Cops have their own funny way of writing things. Sometimes, the detached voice creates hilarity in the blotters.
As a warning, we take identifying factors out of these, because frankly, it’s none of your business if Grandaunt Peggy next door is on a mudslides bender and takes a weed whacker to her armoire or whatever. You get the drift.
“RP reported three times finding a washable white substance on his vehicle. The officer determined the substance was bird excrement.”
“The officer responded to a disturbance between a mother and son. The son had been refusing to follow house rules and agreed to go to bed for the night.”
“RP, who lives on Bothell, had questions about a car being sold in Renton. He was concerned that the seller said that the car had never been in an accident, but Carfax reported that it had. The officer suggested that he might not want to buy it.”

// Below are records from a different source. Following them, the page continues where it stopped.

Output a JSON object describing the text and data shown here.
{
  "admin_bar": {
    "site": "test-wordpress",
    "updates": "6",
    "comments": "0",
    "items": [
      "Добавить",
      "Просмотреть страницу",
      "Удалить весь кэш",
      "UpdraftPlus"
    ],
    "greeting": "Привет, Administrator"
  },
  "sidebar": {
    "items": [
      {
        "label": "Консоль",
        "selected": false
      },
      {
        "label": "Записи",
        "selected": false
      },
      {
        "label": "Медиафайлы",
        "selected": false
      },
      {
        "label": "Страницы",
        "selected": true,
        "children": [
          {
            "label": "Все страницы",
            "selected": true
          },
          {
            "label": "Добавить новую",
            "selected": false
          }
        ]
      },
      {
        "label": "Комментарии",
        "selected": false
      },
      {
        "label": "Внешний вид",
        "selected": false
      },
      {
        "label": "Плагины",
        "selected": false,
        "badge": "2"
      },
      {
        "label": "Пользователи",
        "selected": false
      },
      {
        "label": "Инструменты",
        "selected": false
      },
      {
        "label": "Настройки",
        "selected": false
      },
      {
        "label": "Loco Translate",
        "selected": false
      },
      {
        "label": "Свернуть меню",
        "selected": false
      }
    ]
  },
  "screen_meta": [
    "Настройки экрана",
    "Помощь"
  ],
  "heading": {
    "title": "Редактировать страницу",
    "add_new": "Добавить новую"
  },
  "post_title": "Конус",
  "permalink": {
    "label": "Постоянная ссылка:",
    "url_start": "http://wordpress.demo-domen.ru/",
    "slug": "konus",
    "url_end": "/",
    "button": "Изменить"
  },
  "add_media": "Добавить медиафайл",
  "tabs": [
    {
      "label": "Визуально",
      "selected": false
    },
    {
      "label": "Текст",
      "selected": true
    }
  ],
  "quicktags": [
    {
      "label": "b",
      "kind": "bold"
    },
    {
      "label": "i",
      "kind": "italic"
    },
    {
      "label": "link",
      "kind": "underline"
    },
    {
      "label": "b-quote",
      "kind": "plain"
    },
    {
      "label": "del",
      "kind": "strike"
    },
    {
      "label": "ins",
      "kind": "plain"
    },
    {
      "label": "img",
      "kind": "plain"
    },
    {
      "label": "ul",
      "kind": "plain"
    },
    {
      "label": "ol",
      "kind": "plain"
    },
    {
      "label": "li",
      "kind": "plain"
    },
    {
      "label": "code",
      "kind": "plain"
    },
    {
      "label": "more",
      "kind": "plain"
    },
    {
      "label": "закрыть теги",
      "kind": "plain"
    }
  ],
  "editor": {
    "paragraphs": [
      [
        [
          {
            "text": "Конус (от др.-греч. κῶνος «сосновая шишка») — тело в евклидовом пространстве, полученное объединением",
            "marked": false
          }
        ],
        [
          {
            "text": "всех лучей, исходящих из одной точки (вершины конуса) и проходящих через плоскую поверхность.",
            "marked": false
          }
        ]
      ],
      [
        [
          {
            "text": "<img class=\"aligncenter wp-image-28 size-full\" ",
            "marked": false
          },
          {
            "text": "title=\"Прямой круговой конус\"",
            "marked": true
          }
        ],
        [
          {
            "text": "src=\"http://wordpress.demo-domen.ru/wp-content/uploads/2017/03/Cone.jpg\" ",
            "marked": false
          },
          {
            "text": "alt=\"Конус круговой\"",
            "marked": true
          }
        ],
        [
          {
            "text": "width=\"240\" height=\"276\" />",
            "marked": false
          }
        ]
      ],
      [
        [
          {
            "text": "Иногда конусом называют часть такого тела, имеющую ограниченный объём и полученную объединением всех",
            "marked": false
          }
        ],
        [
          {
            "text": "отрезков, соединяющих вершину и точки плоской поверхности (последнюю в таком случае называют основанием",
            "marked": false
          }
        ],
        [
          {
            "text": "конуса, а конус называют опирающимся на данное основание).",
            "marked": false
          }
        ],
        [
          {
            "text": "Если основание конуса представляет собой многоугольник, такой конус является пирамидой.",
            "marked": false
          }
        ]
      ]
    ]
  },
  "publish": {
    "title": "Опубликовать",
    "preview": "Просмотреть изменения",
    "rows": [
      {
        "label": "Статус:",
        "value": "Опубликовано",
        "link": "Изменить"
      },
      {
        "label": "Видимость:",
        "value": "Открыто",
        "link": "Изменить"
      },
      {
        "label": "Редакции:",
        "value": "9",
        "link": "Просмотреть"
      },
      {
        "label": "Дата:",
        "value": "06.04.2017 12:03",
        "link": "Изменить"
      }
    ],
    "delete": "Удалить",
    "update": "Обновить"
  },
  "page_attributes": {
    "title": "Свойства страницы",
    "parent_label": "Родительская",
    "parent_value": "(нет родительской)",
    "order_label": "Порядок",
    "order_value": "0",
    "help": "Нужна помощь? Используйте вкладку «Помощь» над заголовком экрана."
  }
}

“The officer responded to the report of a dog that lived in the above unit ‘behaving badly’ in the parking lot. The officer spoke with the owner … She put her dog in timeout.”
“Officers were dispatched to a report of an intoxicated female arguing with her sister about the use of a car. One of the sisters reportedly threw the car keys into a nearby pond. Officers determined there had been no assault and the owner of the car did not want to press charges for the loss of the keys.”
“RP reported a male with a sign was standing in the median. The officer had him leave the median. He was protesting against a local business.”
Today’s lesson: When in doubt, get out of the road, and, hello, lady, Cesar Millan.